Kervan Bağdat’a giderken, yolda eşkıyalar kervanın yolunu kesmiş. Acıması olmayan bu eşkıyalar kervandakilerin malını, altınını, her şeyini almış. Eşkıyalardan biri en son Ahmet’in yanına gelmiş. Üstünden başından bu çocuğun çok fakir olduğunu anlayan eşkıya dalga geçmek amaçlı sormuş küçük çocuğa:
Eşkıya: ‘Söyle bakalım küçük çocuk, senin üzerinde ne gibi kıymetli eşyalar var?’
Ahmet eşkıyaya hiç düşünmeden cevap vermiş:
Ahmet: ‘Kırk tane altınım var.’
Eşkıya şaşırmış. Küçük çocuğun lafına bir de kocaman kahkaha atmış:
Eşkıya: ‘Sen de ne arar kırk altın!’
Ahmet diğer eşkıyalar da başına gelince onlara da aynı cevabı vermiş. Son olarak eşkıyaların başı yaklaşmış Ahmet’in yanına:
Baş eşkıya: ‘Nerede peki bu kırk altın?’
Ahmet hırkasının içindeki keseyi göstermiş. Eşkıyalar hemen sökmüşler keseyi hırkadan. Bakmışlar ki gerçek! Küçük çocuğun kırk tane altını var gerçekten. Baş eşkıya çok şaşırmış:
Eşkıya : ‘Sen neden altının olduğunu bize söyledin? Neden saklamadın?’
Ahmet: ‘Ben yola çıkmadan anneme söz verdim. Ne olursa olsun, ne kadar zor durumda kalarsam kalayım yalan söylemeyeceğim dedi. Bu sebeple üzerimde olan altınları size söylemek zorunda kaldım. Anneme verdiğim sözden kırk altın için döneceğimi mi sandınız?’
Eşkıyaların hepsi küçük çocuğun bu sözlerine şaşırmış kalmış. Hepsi derin düşüncelere dalmış. En sonunda baş eşkıya konuşmuş:
Baş Eşkıya: ‘Bu küçük çocuğa helal olsun! Verdiği sözden dönmeyen adam gibi adam olacak bu çocuk! YA biz? Kaç kere tövbe ettik ama yine de Allah’ın onaylamadığı, günah dediği işleri yapar olduk. Ne sözümüzü tutabildik, ne de tövbemizi! Bundan böyle bu çocuk benim miladımdır. Yaptığımız bütün kötü işlere ve insanların eşyalarına el koymaya tövbe! Bir daha böyle işlere ne bulaşacağız ne de yapacağız!’

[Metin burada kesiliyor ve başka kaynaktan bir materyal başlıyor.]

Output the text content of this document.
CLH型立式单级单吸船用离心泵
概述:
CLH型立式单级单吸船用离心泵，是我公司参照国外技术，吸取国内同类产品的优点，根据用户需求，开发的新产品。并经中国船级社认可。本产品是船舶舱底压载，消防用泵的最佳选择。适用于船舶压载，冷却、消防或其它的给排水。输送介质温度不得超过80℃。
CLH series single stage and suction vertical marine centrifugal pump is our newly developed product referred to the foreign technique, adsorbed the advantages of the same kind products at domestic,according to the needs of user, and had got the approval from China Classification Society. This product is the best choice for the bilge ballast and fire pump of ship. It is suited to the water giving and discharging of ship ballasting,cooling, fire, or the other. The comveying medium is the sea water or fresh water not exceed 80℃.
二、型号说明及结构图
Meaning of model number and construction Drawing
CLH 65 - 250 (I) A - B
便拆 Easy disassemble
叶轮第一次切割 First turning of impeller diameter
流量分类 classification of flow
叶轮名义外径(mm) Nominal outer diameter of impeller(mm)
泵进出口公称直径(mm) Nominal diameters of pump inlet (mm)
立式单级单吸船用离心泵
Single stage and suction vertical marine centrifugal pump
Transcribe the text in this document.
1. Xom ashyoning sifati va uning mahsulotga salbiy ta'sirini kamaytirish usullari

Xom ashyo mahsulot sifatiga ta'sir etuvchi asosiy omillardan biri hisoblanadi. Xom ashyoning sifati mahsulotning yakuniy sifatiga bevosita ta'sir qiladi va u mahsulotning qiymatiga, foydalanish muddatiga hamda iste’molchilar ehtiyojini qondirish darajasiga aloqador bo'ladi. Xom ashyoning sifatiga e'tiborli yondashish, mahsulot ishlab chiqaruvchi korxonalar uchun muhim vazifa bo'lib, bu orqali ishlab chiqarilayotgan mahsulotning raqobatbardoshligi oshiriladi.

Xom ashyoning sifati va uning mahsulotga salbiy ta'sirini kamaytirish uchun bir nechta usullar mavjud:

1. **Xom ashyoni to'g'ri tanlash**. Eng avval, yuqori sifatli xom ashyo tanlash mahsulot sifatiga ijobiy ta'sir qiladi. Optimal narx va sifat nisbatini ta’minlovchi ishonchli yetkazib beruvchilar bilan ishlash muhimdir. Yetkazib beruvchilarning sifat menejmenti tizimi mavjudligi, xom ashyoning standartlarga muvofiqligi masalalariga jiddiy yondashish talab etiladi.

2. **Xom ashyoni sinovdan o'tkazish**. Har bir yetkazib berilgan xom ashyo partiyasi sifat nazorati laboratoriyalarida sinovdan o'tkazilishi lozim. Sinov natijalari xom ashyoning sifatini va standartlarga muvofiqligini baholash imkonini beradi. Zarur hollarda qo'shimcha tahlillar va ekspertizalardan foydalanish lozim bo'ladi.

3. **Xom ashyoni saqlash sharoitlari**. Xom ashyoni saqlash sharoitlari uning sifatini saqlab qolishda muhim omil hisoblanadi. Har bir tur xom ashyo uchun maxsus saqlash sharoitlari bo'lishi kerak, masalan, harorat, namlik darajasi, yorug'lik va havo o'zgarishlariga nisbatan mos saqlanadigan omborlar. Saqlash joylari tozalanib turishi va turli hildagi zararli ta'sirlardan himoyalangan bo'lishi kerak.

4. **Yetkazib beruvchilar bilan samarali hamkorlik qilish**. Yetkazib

Diğer eşkıyalar da baş eşkıyanın sözünden çıkmadıkları için hep bir ağızdan tekrar etmişler:
‘Sen hangi yolda yürürsen biz de seninleyiz. Hepimiz yaptıklarımızdan bin pişmanız. Tövbeler olsun tüm yaptıklarımıza!’
Küçük çocuk yaptığı dürüst hareketle ve yalan söylememesi ile eşkıyaların doğru insan olmasına sebep olmuş. Küçük çocuk aynı zamanda ilim-irfan sahibi olup büyük bir alim de olmuş.